Ages ago, the USA Federal government made an attempt to create individual identification numbers with the Social Security Administration. This was way before computers were everywhere and paper documents were the rule. Everyone who paid taxes received a Social Security Number; it was universal, but restricted to ONLY use by the Social Security Administration and the Internal Revenue Services.

 

Then came the computers and the Social Security Number was a convenient identifier, so personnel departments started using it for record keeping; no matter that it was illegal to do so! Then there were credit cards and credit bureaus. They all used the Social Security Number to tag and index individual records; it became universal and totally uncontrollable. This single point of identification made it easy to steal a person's identity, personal information, bank account and credit cards and just about everything else. Identity Theft became a proper noun and an industry was born.

 

So what can we do to restrict the unauthorized flow of information? We must encrypt everything! Encryption may be the answer, but implementing it on the huge scale required will require enormous resources. There really is no choice unless we want total chaos and anarchy. As data continues to accumulate the problem only gets worse. Then there is the issue of organization of all this massive amount of data. Without organization of some kind, restricted access is not possible. At the same time, organization of the data makes illegal search and retrieval easier. What to do?

 

Well if you had a secure, uniquely index-able, identifiable and totally secure ways to maintain the data stores it would help. Social Security Numbers are out as they have already been fully compromised. The best way is to design and implement a unique personal identifier; controlled and maintained by the individual. Something like a public and private key structure first created by Phil Zimmerman, inventor of Pretty Good Privacy (PGP) may be a concept worth exploring.

 

The public key would be used by law enforcement and other agencies to record their own encrypted data store, indexed by the individuals public key. Personal information maintained by the individual would be encrypted by the personal private key. The key itself? Maybe some sort of biometric identifier at a cellular/DNA level totally unique to the individual. Digitally encrypted to untold complexity this may provide some measure of security for individual records.

 

Healthcare, financial and other penultimate secure data then could only be accessed by the cellular/DNA signature of an individual, corporation or Government personnel authorized by their public key and validated by their personal key.

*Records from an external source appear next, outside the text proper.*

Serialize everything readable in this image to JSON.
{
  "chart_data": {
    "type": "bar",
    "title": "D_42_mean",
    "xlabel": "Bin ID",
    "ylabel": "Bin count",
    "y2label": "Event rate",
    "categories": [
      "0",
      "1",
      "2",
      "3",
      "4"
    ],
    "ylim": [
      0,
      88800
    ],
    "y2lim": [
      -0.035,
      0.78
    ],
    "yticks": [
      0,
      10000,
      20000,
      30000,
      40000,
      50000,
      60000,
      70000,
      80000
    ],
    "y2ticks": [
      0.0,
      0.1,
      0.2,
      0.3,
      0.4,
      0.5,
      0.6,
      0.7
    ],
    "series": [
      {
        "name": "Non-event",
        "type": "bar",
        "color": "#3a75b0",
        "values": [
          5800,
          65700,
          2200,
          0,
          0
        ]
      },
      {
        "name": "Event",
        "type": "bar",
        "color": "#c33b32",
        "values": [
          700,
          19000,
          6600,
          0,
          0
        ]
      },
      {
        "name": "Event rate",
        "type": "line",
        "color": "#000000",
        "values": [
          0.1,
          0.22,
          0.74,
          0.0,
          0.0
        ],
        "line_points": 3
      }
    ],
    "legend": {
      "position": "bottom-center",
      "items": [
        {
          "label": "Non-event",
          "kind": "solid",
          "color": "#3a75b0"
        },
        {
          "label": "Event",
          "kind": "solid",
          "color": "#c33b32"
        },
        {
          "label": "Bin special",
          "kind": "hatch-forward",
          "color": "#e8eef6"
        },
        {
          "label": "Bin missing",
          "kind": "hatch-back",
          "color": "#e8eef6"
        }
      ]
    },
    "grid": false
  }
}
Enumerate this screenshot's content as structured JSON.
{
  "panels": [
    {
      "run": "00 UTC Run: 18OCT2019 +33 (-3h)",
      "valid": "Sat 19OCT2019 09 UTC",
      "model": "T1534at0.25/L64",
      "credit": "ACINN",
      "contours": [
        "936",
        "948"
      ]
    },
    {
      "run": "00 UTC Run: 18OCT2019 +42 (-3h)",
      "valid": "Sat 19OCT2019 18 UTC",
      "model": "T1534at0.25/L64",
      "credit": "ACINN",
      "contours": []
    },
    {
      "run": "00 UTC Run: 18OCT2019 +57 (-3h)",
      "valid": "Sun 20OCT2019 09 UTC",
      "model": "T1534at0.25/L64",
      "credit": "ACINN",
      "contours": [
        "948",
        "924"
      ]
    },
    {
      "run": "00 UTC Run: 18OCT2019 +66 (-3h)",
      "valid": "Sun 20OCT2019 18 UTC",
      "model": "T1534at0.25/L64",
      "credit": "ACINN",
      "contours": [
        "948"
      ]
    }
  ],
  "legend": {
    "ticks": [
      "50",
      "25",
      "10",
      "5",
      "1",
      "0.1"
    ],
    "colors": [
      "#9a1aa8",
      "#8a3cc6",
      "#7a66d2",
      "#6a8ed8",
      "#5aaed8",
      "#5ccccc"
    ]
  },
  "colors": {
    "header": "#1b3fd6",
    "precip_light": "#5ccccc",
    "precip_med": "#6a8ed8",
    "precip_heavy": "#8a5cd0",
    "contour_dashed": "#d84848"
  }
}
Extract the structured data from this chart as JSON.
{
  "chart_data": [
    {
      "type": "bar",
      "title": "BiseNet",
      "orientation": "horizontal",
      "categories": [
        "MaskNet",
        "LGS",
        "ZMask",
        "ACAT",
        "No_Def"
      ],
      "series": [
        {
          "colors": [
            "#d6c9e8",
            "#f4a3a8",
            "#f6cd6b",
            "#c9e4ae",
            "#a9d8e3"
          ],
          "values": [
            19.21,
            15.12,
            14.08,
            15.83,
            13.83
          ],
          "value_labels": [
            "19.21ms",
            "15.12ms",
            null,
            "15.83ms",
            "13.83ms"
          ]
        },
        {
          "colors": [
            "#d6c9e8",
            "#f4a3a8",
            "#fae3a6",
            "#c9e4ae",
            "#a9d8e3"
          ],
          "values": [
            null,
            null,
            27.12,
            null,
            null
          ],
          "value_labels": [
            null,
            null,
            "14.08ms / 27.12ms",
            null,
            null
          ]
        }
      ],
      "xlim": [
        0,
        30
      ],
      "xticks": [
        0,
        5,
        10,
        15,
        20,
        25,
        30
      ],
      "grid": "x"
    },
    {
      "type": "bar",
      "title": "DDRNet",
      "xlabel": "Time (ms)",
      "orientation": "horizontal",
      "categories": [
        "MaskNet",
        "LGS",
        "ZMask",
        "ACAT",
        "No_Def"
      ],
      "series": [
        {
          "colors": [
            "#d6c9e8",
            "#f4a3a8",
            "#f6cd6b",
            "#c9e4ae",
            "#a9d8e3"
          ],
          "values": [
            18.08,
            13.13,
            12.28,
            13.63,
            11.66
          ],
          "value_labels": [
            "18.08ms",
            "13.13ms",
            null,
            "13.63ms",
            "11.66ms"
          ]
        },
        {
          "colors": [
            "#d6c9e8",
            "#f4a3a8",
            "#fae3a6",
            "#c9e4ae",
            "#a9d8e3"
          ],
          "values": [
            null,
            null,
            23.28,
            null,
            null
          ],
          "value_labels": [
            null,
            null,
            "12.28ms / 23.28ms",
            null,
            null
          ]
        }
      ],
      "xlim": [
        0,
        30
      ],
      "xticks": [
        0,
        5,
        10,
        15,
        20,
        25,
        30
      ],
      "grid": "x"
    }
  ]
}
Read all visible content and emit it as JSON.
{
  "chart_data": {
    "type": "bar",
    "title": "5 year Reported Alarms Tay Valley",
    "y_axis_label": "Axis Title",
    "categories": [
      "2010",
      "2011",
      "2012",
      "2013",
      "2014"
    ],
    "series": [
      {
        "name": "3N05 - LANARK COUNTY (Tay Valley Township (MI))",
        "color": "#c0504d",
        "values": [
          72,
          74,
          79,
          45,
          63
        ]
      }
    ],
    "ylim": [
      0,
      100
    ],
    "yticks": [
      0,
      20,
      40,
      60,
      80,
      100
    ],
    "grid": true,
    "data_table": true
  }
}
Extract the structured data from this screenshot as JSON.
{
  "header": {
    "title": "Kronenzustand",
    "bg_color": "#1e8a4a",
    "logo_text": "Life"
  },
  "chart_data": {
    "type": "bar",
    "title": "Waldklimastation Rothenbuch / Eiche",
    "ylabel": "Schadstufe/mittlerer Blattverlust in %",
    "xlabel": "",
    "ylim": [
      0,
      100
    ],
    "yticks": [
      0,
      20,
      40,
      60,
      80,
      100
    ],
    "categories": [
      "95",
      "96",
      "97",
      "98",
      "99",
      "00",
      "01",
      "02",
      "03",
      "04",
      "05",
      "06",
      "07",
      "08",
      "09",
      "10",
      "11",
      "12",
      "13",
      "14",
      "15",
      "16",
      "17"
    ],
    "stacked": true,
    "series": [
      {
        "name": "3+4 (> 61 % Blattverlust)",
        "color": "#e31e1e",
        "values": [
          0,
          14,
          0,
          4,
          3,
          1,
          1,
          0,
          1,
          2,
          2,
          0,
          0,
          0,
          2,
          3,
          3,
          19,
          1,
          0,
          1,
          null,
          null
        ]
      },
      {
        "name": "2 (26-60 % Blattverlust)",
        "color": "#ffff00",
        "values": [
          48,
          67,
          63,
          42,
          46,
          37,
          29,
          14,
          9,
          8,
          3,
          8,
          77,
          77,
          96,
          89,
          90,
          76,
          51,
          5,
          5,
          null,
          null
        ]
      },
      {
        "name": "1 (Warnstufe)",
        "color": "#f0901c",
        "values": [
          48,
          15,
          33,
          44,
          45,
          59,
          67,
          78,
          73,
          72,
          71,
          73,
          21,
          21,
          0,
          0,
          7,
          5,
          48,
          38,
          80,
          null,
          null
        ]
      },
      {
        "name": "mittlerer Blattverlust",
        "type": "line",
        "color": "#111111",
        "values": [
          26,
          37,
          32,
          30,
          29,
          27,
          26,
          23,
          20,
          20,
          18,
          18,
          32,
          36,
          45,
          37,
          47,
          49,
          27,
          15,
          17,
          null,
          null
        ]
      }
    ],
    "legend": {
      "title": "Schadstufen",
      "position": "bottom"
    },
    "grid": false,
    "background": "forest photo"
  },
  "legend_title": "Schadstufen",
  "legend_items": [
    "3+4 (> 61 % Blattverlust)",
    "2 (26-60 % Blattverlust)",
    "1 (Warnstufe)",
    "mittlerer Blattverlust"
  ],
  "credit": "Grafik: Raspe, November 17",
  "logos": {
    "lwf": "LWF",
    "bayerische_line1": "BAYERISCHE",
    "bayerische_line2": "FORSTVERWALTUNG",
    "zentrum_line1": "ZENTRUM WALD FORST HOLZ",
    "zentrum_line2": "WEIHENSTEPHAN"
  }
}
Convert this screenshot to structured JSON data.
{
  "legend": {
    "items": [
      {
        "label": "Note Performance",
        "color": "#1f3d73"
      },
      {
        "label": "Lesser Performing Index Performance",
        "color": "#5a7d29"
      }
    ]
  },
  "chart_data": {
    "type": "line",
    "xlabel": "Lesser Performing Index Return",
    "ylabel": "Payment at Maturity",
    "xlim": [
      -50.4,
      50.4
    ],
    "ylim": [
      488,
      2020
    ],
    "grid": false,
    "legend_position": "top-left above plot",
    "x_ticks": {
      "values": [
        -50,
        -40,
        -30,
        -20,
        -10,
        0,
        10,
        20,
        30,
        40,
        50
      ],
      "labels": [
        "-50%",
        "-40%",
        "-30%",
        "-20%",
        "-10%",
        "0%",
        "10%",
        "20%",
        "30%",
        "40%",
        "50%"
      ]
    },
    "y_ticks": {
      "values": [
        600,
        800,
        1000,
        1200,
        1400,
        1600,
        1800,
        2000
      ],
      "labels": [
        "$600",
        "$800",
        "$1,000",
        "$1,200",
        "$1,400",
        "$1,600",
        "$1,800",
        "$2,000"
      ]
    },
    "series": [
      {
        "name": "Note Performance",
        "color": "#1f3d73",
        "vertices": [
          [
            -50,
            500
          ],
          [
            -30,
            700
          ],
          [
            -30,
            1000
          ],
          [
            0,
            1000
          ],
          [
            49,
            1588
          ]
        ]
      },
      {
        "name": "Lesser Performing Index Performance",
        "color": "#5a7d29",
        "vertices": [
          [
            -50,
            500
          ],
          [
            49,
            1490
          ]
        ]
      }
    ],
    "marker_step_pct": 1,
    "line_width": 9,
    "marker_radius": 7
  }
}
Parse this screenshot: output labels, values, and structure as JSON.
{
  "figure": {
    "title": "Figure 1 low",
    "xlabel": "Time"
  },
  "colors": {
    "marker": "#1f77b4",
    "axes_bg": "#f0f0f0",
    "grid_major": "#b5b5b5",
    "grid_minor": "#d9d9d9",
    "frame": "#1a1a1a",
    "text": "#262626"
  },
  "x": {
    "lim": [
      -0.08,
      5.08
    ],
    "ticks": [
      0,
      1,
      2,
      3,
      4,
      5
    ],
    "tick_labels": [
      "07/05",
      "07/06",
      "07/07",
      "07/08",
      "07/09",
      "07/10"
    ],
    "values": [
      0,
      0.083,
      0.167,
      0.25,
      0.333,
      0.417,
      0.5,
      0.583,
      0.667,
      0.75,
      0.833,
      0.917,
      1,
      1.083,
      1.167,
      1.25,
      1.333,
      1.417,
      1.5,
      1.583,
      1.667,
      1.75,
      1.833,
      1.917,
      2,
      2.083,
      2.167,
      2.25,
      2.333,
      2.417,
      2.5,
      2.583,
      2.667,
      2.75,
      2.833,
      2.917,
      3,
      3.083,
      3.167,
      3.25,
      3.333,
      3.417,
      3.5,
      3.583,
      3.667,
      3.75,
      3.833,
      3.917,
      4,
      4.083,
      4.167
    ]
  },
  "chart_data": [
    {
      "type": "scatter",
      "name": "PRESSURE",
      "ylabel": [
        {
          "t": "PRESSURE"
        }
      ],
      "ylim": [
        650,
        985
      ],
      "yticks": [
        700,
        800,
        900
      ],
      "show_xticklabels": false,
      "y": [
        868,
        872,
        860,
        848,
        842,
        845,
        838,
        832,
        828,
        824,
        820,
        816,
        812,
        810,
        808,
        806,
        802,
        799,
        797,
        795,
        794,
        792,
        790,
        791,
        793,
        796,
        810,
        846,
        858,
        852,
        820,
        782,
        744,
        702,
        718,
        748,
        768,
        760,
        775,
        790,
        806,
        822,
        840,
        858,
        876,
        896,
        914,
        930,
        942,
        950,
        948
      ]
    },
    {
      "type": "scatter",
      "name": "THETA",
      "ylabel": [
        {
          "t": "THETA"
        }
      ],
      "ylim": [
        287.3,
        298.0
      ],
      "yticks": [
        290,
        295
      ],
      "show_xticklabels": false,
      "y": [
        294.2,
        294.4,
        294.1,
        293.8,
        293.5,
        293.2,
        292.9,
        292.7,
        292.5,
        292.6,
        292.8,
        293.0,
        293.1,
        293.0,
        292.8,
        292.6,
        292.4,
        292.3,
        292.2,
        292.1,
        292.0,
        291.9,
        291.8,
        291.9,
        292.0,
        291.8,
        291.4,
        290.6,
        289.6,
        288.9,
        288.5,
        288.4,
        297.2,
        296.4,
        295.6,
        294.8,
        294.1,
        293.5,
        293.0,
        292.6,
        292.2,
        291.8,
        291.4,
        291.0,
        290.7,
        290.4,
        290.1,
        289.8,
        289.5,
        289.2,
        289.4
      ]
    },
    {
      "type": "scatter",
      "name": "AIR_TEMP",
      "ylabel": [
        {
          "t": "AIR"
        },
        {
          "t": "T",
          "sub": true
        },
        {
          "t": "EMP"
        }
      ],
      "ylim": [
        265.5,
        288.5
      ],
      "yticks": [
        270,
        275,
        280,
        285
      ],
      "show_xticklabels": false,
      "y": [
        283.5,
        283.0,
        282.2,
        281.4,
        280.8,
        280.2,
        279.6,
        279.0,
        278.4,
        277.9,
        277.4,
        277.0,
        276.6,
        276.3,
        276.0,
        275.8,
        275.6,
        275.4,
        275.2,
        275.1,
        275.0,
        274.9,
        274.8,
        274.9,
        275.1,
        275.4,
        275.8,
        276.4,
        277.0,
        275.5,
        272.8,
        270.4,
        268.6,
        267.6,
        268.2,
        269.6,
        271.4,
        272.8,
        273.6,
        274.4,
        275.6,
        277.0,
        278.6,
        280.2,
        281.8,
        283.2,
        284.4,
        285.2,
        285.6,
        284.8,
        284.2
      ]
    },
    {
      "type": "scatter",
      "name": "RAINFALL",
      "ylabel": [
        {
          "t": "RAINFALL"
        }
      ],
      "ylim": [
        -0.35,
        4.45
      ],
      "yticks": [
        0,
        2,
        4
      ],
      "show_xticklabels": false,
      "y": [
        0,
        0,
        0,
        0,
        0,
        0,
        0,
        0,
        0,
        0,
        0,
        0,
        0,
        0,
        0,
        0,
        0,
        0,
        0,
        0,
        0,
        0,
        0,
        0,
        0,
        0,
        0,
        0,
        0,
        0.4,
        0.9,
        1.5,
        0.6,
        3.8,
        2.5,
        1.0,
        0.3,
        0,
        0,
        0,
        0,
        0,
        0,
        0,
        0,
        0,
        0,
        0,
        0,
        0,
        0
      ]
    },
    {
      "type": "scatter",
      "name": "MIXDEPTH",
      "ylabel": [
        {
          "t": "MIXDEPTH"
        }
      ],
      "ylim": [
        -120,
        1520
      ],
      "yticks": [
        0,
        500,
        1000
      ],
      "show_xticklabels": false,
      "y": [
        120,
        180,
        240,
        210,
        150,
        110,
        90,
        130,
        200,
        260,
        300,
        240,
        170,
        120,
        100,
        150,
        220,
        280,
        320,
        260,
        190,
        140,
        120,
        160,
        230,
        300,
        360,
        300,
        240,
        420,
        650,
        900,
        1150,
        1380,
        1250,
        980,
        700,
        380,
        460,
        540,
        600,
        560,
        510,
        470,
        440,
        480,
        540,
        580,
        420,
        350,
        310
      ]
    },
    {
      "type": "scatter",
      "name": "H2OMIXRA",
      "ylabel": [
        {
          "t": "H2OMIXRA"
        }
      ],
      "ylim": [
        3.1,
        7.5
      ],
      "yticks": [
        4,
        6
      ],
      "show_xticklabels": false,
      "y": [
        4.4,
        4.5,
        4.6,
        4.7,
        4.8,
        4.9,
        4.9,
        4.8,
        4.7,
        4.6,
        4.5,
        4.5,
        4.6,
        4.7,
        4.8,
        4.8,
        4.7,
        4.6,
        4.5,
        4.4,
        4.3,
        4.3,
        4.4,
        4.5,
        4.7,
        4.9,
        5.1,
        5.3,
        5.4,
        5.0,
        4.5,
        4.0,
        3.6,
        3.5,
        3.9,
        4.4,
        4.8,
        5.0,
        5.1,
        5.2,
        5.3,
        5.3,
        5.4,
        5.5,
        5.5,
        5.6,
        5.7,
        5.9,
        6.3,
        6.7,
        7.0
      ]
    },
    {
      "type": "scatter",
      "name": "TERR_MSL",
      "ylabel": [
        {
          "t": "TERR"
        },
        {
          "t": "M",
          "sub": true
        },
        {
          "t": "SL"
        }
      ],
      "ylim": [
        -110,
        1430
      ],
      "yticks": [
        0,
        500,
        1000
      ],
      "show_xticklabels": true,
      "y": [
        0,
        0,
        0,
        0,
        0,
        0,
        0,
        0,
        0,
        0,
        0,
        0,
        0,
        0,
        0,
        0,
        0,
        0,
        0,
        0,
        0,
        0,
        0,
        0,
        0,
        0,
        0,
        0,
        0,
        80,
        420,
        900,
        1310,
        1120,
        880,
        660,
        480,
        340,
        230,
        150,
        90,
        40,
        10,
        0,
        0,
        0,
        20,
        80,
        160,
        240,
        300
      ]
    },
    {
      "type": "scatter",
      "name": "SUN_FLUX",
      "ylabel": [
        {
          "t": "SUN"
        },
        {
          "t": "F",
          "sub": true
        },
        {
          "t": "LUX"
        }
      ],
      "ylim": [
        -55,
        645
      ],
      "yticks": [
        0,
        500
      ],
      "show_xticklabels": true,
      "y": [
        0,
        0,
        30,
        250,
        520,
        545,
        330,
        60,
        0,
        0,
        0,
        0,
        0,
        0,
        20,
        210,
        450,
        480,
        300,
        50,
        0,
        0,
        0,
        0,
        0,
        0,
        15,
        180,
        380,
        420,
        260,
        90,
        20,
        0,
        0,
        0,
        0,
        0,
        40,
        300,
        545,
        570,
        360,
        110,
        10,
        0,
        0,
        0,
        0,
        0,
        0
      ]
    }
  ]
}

Science fiction tales aside, a life signature or biometric 'proof of life' component would eliminate the ability to steal a living persons cellular/DNA signature.

 

These cellular/DNA signatures and encryption keys would have to be available to link to others for authorized access at a variety of levels. Healthcare records would require access by family members, medical institutions and others. Financial records by banks, the IRS and other financial records management concerns could use the public key to access authorized information. Data stores and secure data keys for access would require postmortem access as well as when the deceased's will is decrypted and accessed.

 

Currently there are numerous personal and company level encryption services available. Open source encryption, like TrueCrypt is available to individuals and companies to securely encrypt information. Yet, few choose to utilize this most basic tool for securing data. Security is something few think about until it is breached then everyone screams, Why? Well the answer is that no one planned for security in the first place and we now have to retrofit countless systems and data stores. It too will be a booming business!~

 

There are a host of issues with which to be dealt, but we need something soon as the current state of affairs is in total disarray! I obviously don't have the answer, but can at least pose the question and state the problem. Security will be the growth industry in 2011 and beyond; necessary to counter ongoing and progressively aggressive identity theft criminals.